Graphene as a medical diagnostic tool

December 24, 2018 | 07:22
Graphene as a medical diagnostic tool
Graphene as a medical diagnostic tool
We are used to reading about how the unique properties of Graphene are set to revolutionise future technology but recent research gives a glimpse of just how versatile this material really is. In addition to its use to build electronic components and solar cells, it may also be useful in a medical context to identify certain neurological diseases such as ALS and possibly also MS etc.

The problem identifying diseases like ALS (Amyotrophic Lateral Sclerosis - a progressive neurodegenerative disease) is that diagnosis can only be confirmed once all other possible causes of the symptoms have been eliminated from the medical investigation. A single test to positively identify the condition would not only save time in specialist referrals but also mean that remedial treatment could begin much sooner.
It appears that when cerebrospinal fluid from patients suffering from ALS is added to graphene, it produces a distinct and specific change in the vibrational characteristics of graphene. The changes that occur can accurately predict whether the patient is suffering from ALS, MS or is clear of neurodegenerative disease.

Graphene is a single layer of carbon atoms arranged in a hexagonal lattice so that each atom is bound to its neighbour by chemical bonds. The elasticity of these bonds produces resonant oscillations (phonons) that can be measured very accurately. When a molecule of cerebrospinal fluid interacts with graphene, it modifies these resonant vibrations in a very specific and quantifiable way.

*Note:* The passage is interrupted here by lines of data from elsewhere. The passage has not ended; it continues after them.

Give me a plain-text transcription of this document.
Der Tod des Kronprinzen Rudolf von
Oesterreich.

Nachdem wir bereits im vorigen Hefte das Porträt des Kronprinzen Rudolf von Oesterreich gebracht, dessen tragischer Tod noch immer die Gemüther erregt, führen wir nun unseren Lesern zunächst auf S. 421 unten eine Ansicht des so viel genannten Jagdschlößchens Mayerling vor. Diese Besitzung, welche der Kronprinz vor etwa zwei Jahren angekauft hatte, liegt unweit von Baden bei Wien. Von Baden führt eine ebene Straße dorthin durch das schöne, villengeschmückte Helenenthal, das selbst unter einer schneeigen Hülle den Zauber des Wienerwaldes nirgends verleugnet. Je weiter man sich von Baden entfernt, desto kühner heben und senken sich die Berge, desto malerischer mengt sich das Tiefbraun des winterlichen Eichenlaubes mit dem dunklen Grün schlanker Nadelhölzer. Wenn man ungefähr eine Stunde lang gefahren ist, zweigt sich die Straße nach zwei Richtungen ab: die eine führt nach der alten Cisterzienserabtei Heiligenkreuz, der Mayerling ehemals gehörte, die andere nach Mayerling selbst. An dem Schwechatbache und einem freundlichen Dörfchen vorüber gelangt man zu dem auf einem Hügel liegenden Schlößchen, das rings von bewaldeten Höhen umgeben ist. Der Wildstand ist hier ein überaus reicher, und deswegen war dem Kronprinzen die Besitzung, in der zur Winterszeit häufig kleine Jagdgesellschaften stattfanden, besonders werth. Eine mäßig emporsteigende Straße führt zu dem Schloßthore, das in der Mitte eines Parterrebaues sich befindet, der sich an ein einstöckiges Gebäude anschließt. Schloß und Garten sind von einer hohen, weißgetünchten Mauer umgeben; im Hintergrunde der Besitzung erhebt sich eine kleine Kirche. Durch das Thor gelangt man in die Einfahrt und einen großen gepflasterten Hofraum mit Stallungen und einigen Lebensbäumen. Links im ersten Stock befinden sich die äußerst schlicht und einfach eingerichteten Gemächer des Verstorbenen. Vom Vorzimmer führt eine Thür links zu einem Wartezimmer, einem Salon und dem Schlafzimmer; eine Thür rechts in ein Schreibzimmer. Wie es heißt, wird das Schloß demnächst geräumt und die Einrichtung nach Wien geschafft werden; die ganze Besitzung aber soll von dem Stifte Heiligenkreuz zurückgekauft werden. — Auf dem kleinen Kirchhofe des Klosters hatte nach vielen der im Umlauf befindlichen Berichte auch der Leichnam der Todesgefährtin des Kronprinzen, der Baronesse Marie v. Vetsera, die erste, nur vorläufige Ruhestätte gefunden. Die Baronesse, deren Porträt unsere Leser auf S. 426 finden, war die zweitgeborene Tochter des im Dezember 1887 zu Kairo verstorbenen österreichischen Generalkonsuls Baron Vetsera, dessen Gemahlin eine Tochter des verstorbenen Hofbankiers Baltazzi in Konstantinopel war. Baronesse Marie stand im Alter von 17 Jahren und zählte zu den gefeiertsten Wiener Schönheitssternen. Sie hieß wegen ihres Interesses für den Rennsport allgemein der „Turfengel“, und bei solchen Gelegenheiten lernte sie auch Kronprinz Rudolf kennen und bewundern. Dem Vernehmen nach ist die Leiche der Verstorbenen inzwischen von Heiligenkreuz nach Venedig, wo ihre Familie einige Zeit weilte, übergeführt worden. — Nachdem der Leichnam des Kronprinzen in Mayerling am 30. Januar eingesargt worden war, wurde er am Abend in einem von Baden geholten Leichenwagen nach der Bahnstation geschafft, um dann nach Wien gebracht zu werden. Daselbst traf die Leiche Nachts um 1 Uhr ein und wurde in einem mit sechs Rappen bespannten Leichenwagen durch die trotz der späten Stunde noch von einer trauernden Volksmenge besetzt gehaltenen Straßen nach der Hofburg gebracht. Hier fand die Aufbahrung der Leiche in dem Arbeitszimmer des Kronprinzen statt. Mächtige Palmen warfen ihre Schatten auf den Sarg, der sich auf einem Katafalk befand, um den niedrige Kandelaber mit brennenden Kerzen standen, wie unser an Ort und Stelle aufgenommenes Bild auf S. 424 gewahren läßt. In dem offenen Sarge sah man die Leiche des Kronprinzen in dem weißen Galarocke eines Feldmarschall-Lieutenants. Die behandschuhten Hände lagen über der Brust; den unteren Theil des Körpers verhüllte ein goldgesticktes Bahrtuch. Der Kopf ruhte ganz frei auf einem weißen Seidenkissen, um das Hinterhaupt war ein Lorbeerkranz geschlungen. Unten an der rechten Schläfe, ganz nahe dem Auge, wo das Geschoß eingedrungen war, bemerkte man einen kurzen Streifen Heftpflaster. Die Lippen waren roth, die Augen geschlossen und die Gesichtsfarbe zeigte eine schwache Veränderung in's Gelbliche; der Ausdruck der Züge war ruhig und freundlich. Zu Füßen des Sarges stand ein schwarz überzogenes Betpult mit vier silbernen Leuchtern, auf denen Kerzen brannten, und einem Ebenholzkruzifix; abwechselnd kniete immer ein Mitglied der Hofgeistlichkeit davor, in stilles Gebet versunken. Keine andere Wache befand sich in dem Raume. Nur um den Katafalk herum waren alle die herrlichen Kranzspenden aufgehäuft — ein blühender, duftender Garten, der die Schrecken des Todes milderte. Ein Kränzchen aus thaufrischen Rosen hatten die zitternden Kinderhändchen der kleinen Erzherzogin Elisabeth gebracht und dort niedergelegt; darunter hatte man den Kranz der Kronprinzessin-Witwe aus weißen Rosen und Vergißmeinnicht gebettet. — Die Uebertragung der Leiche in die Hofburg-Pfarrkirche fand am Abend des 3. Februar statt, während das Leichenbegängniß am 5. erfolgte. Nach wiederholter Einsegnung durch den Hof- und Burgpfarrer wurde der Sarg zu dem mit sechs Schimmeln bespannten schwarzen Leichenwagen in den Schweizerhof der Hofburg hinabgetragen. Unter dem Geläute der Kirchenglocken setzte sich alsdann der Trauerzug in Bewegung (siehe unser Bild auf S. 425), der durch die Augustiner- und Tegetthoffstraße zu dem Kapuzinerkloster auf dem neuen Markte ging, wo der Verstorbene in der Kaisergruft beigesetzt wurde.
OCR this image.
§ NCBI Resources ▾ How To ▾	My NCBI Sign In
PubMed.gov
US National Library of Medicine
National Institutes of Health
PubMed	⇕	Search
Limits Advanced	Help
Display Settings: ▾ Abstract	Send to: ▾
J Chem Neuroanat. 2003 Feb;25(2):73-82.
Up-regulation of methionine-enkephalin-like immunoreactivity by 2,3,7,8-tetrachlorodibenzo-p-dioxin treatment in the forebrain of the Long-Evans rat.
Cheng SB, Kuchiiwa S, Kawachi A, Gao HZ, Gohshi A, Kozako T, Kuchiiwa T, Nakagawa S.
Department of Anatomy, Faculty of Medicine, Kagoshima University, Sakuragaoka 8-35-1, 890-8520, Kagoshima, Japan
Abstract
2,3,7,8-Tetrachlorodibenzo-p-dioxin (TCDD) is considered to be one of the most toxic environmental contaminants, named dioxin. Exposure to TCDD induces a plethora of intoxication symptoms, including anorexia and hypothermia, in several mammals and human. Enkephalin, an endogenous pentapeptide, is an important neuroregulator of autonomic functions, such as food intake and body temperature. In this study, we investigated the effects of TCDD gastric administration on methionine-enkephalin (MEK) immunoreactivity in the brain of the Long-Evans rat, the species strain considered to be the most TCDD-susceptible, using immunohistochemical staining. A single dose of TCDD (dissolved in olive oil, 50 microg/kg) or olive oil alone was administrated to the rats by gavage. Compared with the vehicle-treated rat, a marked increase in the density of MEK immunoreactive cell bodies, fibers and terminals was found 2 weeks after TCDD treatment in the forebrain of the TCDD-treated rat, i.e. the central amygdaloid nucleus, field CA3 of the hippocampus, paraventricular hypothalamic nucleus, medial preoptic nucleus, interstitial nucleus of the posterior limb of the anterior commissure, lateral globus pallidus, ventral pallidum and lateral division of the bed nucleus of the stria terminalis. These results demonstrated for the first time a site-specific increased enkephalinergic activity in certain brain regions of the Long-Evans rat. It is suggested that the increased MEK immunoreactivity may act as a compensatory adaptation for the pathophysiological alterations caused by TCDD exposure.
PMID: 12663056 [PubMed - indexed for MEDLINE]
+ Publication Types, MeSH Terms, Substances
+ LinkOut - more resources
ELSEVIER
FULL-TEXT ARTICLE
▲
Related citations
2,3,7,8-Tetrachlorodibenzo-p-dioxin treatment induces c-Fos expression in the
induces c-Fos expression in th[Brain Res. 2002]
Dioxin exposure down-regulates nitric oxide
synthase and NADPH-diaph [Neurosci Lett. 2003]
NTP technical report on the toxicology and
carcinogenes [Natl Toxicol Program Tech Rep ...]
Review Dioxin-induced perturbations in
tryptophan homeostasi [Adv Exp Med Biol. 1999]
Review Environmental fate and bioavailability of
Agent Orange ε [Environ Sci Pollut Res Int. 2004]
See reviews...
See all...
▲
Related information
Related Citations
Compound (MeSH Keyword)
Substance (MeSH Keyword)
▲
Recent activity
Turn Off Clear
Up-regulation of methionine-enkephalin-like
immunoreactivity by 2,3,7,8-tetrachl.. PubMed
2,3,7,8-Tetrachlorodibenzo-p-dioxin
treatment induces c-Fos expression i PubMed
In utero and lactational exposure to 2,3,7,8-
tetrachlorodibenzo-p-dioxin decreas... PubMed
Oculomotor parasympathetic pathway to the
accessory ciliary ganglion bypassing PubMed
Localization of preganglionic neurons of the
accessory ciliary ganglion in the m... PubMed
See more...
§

It seems as though the diagnostic capabilities of graphene have only just been touched on; researchers at the University of Illinois at Chicago were even able to determine if the cerebrospinal  fluid was from an ALS patient over or under 55 years of age. ALS in patients under 55 is likely to be an inherited condition whereas so-called sporadic ALS, occurs later in life and is not inherited.  The researches think that the new technique is so sensitive it is able to differentiate between the two biochemical signatures.

The research results were published in the Applied Materials & Interfaces journal.